“Victor Burnham is a dangerous man. He has been annoying me for some time, although I never let dad know. If I had, there would have been a dreadful scene. I’m sure, because dad never can control his temper. Now he is getting worse. He came to me this morning, as soon as I was downstairs, telling me he had something important to say.”

“Yes?”

“I could only tell him to say it, for I have never told him he must not speak to me—although I should like to do so.”

“But if he annoys you——” began Stanley.

“I am afraid you don’t understand. Dad thinks he is a good business man—and I suppose he is. Besides, dad says he is not a bad fellow at heart. That’s the way he expresses it. Only he is a little gruff. Dad says some of the finest men alive are like that.”

Stanley nodded, without speaking. He had seen enough of the good-natured, easy-going Lawrence Ranfelt to understand that the mine owner would make excuses for anybody, so long as a fair outside was presented.

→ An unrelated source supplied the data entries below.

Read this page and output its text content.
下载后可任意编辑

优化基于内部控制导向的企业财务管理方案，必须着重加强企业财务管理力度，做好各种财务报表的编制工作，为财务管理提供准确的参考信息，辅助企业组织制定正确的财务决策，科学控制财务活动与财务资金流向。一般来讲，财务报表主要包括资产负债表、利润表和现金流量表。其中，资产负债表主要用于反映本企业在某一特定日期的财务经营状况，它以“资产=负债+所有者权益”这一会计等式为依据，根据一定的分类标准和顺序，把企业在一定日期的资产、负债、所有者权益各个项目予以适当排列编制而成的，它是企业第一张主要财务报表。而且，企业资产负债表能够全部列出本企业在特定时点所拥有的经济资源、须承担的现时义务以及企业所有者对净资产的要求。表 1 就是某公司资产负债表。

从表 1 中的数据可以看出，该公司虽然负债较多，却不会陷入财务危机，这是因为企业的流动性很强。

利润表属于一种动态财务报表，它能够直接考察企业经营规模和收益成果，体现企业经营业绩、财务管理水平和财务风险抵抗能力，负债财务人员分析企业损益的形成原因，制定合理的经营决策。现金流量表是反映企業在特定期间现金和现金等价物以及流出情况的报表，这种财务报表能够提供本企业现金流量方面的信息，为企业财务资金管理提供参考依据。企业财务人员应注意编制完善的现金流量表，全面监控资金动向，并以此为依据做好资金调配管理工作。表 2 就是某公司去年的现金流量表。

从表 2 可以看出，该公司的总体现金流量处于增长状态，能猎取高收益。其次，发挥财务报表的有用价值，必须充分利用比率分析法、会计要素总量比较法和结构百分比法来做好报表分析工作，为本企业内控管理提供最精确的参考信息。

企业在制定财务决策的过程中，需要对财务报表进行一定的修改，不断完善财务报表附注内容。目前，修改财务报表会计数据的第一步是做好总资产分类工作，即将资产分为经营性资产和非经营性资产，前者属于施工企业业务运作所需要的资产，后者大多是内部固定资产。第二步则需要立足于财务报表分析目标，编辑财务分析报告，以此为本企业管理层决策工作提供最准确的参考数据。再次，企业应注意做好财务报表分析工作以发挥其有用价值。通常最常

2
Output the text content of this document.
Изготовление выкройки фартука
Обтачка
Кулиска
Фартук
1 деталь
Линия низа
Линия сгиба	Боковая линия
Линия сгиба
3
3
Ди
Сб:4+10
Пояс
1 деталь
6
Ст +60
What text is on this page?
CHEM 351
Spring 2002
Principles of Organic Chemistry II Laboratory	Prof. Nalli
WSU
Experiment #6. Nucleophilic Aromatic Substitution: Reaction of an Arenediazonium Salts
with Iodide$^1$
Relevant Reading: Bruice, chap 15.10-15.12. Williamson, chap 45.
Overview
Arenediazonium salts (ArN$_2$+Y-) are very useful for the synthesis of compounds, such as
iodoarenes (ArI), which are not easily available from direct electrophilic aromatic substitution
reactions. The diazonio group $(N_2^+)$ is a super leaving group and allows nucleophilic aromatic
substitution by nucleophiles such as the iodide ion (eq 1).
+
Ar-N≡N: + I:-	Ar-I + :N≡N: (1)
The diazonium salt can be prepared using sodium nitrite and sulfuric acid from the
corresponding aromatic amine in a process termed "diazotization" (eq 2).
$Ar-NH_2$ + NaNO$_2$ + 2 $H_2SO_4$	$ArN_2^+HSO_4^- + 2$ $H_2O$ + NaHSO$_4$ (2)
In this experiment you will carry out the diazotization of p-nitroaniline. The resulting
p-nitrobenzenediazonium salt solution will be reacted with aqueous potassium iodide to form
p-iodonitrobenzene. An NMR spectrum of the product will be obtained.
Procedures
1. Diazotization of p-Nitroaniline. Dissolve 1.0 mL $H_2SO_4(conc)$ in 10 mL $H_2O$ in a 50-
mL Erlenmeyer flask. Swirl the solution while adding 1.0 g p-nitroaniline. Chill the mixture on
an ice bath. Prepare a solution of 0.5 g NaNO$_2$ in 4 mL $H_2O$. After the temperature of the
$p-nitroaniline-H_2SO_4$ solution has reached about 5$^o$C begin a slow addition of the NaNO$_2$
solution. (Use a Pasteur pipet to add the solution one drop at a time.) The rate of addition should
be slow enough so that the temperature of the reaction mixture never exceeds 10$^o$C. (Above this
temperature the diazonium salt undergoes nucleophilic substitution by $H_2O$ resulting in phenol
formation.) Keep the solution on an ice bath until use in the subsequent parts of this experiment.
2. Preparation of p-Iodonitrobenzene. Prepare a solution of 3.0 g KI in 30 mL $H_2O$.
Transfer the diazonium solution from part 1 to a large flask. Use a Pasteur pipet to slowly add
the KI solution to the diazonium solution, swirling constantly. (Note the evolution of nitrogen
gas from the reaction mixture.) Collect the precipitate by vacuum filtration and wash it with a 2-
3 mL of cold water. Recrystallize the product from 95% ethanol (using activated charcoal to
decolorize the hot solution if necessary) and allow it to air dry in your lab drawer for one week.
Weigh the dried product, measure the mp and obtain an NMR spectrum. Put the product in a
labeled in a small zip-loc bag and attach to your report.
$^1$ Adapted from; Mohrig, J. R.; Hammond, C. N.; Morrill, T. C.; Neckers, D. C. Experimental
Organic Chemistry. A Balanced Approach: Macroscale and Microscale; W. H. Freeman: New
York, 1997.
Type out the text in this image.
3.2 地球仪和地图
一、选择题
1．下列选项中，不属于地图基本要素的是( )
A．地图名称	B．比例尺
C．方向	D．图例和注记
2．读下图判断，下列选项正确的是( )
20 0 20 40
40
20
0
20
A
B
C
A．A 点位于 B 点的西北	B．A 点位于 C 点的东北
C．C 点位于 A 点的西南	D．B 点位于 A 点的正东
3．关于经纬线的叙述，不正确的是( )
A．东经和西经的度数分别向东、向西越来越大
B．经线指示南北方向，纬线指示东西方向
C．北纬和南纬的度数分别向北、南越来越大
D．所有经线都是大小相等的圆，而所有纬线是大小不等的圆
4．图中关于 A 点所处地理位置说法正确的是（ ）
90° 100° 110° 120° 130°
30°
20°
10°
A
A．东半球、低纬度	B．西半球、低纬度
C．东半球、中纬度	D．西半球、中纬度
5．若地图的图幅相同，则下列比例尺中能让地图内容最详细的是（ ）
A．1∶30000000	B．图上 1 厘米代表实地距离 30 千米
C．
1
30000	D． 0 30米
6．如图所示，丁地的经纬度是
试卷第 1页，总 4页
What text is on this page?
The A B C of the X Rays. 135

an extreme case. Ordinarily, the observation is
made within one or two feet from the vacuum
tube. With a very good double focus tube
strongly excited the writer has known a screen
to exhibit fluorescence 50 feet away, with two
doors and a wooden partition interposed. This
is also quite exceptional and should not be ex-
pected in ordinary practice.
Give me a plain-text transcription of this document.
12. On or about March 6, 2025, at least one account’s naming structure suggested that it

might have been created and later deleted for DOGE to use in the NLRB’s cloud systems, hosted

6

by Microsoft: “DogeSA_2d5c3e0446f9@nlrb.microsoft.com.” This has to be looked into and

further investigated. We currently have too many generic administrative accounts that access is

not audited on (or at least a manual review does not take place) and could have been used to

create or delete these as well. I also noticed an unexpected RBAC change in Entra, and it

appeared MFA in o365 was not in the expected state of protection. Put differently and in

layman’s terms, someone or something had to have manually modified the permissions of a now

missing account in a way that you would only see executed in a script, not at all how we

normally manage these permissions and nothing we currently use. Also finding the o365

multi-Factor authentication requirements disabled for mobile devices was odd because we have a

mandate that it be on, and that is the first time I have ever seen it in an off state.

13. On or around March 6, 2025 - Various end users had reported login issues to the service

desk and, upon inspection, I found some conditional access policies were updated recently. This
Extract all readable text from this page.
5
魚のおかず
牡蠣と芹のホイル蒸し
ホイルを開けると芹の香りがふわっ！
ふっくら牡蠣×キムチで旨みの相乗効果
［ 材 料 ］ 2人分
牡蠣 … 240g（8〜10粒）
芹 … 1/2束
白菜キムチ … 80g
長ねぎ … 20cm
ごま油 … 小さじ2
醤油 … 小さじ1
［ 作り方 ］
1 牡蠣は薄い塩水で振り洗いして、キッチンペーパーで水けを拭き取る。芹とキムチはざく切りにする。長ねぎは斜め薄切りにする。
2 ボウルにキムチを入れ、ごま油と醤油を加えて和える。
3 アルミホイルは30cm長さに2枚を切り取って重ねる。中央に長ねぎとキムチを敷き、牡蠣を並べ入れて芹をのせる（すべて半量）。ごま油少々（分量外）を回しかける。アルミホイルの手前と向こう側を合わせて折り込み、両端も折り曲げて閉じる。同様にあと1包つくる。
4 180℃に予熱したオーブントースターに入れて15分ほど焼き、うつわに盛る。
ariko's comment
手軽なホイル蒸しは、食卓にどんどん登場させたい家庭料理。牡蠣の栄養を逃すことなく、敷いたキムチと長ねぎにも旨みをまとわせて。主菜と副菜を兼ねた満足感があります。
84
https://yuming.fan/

“Victor Burnham has asked my father if he may ask me to marry him. He says dad told him to go ahead. If I don’t believe what he says. I can ask my father. That’s what Mr. Burnham told me to-day.”

“The cad!”

“He also said this morning that he had been told that I would make a hero of the man who won this motor race.”

“That was true, wasn’t it?” queried Stanley, with a smile. “Your father told us that last night. But I understood you had said it only in a playful way, so that no decent man would take it otherwise.”